I think a lot of supermarket cooking instructions advise cooking for longer than is necessary and I believe they do this deliberately to minimise their liability for food poisoning.

deste · 07/06/2020 19:16

Seal the joint in a pan with oil, put in an oven dish in the oven, no foil and cook for no more than 50-60 minutes depending on the size of the joint.

Lardlizard · 07/06/2020 23:42

Thanks for the advice I’m going to try to do this next week, I have bought a bottle of red to go with it which was about 25 quid
So that should make up for any mistakes nn

OP posts:
Elzbells · 07/06/2020 23:47

I like to put mine (silverside) in a casserole dish with a good load of beef stock and then slow cook it for about 6 hours.

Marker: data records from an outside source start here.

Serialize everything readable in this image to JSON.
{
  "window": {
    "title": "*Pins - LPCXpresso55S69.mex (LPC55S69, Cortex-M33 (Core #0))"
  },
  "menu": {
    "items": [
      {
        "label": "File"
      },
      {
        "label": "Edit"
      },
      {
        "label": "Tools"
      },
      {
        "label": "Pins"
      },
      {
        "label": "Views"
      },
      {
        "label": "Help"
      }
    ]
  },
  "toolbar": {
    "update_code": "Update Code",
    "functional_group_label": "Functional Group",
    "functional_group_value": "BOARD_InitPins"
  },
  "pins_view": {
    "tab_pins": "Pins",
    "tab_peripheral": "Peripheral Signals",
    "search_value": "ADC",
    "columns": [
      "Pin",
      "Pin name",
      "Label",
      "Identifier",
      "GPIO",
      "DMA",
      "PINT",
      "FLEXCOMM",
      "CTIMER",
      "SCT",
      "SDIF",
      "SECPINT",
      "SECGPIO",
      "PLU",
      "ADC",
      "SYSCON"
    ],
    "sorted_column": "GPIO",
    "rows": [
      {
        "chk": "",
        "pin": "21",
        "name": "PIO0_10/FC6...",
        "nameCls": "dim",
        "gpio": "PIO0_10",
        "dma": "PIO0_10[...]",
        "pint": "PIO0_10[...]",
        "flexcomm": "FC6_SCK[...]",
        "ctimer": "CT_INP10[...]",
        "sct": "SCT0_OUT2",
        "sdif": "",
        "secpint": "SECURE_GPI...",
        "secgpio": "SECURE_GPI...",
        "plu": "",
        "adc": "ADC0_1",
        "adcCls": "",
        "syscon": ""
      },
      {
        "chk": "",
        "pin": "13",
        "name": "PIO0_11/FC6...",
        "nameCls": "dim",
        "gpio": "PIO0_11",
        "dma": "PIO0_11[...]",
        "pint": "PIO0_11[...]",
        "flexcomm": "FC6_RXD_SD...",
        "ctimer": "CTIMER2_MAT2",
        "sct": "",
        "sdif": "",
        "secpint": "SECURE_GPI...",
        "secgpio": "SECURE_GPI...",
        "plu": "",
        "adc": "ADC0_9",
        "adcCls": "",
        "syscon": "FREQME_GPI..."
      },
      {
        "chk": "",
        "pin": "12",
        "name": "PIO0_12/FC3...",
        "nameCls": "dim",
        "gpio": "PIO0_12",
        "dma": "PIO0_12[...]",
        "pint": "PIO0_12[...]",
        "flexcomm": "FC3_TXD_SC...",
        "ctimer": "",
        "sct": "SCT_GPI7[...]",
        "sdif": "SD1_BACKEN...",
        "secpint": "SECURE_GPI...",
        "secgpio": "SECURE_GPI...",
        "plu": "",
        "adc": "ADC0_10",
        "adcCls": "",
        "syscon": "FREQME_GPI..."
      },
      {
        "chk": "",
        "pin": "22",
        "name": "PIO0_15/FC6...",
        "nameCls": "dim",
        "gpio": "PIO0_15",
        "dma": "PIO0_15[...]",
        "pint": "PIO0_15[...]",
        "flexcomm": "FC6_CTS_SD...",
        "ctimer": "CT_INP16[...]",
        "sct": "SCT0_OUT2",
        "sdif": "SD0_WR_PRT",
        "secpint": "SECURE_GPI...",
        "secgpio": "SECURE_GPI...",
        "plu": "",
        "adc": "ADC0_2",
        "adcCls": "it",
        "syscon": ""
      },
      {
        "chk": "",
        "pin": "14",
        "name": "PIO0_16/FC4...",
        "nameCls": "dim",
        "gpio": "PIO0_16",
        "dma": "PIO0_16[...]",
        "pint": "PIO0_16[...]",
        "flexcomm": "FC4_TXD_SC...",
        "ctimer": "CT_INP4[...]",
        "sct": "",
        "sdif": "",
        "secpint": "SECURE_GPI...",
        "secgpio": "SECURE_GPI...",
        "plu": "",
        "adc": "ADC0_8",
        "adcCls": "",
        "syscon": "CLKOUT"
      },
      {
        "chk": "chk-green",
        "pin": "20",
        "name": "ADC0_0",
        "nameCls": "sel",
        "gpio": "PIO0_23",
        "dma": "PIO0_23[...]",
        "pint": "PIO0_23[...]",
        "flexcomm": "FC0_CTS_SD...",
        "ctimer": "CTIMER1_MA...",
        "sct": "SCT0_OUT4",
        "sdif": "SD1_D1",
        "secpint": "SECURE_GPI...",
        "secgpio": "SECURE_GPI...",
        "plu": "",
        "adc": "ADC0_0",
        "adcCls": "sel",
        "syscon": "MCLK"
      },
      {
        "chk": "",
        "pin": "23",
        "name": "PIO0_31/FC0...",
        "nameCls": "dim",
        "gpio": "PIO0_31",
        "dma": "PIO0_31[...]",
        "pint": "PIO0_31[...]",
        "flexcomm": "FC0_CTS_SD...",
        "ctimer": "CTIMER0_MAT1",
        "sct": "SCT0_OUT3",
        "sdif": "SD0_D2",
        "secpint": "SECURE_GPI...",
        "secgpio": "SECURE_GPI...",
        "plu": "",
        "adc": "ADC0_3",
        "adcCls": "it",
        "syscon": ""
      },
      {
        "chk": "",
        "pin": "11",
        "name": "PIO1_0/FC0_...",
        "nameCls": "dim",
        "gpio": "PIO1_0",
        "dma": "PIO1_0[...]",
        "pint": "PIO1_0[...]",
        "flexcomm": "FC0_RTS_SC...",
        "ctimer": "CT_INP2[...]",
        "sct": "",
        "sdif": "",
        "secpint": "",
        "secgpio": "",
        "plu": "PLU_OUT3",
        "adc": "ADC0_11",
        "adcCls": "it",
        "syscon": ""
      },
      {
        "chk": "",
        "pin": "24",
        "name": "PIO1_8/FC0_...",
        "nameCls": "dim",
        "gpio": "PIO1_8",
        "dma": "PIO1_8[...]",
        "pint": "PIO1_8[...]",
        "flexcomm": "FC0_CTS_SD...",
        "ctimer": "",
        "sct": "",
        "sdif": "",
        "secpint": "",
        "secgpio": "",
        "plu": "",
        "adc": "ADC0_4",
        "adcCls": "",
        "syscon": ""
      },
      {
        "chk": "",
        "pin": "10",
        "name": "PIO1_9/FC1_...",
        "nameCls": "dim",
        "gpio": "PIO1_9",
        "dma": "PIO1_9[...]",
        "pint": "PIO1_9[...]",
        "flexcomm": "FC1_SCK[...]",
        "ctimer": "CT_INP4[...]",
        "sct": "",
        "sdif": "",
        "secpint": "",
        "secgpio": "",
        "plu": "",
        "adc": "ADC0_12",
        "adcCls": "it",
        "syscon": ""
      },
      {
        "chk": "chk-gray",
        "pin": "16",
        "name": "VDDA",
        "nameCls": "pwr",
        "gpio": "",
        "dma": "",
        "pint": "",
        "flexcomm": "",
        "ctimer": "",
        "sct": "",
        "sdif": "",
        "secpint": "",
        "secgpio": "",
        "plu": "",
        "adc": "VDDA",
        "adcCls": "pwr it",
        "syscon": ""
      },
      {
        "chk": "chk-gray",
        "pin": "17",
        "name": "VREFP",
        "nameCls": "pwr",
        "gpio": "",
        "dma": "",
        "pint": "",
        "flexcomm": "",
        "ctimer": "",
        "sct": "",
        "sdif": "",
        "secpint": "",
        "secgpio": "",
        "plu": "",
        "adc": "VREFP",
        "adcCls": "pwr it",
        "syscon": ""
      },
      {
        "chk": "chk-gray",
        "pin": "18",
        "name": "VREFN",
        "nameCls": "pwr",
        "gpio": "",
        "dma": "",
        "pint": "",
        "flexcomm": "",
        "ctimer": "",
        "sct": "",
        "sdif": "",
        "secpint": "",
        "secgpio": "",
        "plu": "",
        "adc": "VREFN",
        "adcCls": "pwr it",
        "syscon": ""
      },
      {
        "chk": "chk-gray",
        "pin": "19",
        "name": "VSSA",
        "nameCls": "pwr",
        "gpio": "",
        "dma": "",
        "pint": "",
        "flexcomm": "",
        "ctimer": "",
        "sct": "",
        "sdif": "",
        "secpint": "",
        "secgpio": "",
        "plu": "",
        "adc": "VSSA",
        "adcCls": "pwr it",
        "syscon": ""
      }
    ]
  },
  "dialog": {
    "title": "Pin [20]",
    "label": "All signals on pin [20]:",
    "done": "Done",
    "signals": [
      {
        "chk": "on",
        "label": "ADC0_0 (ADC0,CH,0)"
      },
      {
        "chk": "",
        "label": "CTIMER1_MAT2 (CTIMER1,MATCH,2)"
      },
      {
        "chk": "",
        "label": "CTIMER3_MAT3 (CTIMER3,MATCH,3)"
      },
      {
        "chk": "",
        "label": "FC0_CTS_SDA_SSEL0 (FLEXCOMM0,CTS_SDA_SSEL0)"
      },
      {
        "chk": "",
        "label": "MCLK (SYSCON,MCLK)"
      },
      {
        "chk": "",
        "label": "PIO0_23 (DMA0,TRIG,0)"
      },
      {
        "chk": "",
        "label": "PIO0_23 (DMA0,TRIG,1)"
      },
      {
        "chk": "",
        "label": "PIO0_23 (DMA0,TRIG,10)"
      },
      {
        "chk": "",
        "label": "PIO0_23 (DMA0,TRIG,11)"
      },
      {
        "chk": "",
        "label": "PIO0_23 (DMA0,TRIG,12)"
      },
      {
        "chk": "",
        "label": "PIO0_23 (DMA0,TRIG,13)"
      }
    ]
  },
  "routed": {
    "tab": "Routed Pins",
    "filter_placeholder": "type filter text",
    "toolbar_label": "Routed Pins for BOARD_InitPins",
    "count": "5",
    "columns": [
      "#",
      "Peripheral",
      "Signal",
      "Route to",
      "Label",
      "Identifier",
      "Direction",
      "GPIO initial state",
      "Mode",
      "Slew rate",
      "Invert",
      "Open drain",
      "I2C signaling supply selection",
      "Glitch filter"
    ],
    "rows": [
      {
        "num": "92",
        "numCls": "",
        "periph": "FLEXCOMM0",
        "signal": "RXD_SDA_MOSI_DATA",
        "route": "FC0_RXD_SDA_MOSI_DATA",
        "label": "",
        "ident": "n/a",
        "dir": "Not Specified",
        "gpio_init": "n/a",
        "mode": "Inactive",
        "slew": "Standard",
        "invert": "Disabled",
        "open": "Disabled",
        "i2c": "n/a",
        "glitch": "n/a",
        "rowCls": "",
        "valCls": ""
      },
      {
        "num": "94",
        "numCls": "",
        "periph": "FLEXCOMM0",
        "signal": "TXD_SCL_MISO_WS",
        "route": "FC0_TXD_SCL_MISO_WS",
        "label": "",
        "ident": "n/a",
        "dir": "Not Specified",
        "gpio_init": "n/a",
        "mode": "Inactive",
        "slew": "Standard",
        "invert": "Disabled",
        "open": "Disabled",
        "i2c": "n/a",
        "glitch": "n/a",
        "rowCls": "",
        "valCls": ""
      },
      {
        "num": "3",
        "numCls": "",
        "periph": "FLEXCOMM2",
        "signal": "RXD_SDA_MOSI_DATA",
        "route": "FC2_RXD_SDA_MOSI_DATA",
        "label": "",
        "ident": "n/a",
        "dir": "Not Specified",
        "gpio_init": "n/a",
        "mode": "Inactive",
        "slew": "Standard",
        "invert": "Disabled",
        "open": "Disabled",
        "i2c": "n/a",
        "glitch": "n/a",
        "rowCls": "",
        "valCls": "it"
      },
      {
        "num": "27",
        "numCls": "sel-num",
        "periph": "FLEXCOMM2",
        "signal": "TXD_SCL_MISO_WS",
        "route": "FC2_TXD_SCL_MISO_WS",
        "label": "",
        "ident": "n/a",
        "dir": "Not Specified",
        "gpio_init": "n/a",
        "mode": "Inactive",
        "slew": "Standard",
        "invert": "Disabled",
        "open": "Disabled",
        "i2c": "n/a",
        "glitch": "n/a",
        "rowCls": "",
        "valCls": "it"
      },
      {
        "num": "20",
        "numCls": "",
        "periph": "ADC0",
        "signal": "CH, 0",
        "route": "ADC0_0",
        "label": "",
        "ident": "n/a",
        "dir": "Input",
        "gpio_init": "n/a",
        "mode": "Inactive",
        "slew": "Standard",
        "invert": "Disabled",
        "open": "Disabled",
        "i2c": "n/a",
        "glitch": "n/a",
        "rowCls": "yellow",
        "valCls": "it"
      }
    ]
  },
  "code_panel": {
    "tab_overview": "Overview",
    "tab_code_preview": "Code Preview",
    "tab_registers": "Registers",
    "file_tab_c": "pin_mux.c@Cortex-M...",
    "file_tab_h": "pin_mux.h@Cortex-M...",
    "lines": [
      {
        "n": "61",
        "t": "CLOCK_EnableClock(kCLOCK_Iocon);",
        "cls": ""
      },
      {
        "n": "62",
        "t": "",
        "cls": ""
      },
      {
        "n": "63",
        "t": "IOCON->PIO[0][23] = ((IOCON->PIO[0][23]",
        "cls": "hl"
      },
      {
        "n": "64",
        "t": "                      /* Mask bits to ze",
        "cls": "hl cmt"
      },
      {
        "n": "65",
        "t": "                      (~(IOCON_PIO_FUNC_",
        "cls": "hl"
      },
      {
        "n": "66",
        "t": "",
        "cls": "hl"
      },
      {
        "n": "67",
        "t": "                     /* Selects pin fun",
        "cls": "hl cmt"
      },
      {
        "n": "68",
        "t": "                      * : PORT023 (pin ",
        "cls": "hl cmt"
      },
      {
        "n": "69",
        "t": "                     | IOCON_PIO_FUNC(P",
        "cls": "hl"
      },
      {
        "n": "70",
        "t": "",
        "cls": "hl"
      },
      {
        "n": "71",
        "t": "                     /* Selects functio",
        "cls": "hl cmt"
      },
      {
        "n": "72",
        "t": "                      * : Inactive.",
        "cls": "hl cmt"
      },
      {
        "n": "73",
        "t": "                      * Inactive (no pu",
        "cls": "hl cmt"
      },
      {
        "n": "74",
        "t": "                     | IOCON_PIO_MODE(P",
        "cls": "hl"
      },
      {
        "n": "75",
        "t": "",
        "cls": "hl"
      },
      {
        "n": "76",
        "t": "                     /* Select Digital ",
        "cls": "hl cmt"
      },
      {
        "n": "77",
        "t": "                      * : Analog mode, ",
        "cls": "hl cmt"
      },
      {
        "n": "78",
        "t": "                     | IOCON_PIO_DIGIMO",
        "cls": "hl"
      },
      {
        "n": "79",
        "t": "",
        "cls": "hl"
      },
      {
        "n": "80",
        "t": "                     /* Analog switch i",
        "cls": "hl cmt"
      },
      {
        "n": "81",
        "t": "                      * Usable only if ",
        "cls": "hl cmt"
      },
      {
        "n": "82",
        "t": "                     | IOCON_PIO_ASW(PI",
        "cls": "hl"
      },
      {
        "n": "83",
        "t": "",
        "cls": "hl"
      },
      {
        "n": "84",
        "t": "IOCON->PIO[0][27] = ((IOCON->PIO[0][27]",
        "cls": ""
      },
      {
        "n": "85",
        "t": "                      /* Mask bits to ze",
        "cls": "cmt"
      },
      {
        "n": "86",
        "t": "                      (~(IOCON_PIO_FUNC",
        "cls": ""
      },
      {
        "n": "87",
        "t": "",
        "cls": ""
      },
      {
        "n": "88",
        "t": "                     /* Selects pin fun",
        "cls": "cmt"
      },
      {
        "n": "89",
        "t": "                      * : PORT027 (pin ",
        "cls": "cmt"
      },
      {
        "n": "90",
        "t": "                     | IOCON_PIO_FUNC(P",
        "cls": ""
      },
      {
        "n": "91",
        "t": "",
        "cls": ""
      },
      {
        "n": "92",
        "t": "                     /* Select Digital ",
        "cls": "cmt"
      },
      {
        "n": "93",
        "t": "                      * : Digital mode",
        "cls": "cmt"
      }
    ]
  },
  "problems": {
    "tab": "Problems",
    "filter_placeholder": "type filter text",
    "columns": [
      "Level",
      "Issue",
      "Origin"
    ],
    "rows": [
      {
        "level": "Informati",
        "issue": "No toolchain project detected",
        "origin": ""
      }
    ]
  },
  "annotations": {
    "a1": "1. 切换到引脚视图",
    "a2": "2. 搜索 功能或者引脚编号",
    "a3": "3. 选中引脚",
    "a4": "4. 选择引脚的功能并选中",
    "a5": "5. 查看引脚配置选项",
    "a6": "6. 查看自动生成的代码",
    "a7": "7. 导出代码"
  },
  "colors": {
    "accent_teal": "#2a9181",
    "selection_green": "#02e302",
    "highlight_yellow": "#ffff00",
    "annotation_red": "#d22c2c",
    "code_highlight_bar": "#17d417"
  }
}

It falls apart and tastes amazing

ErrolTheDragon · 07/06/2020 23:51

Very hot and uncovered for the first 15-20 minutes to get the Maillard reaction going for flavour, then add a whole peeled onion and put the lid on the oval enamelled roasting dish, finish at a lower temperature. Rest for 20 mins - time to whack up oven temp for Yorkshires, do veg and make gravy from juices in the tin, which are improved by the onion.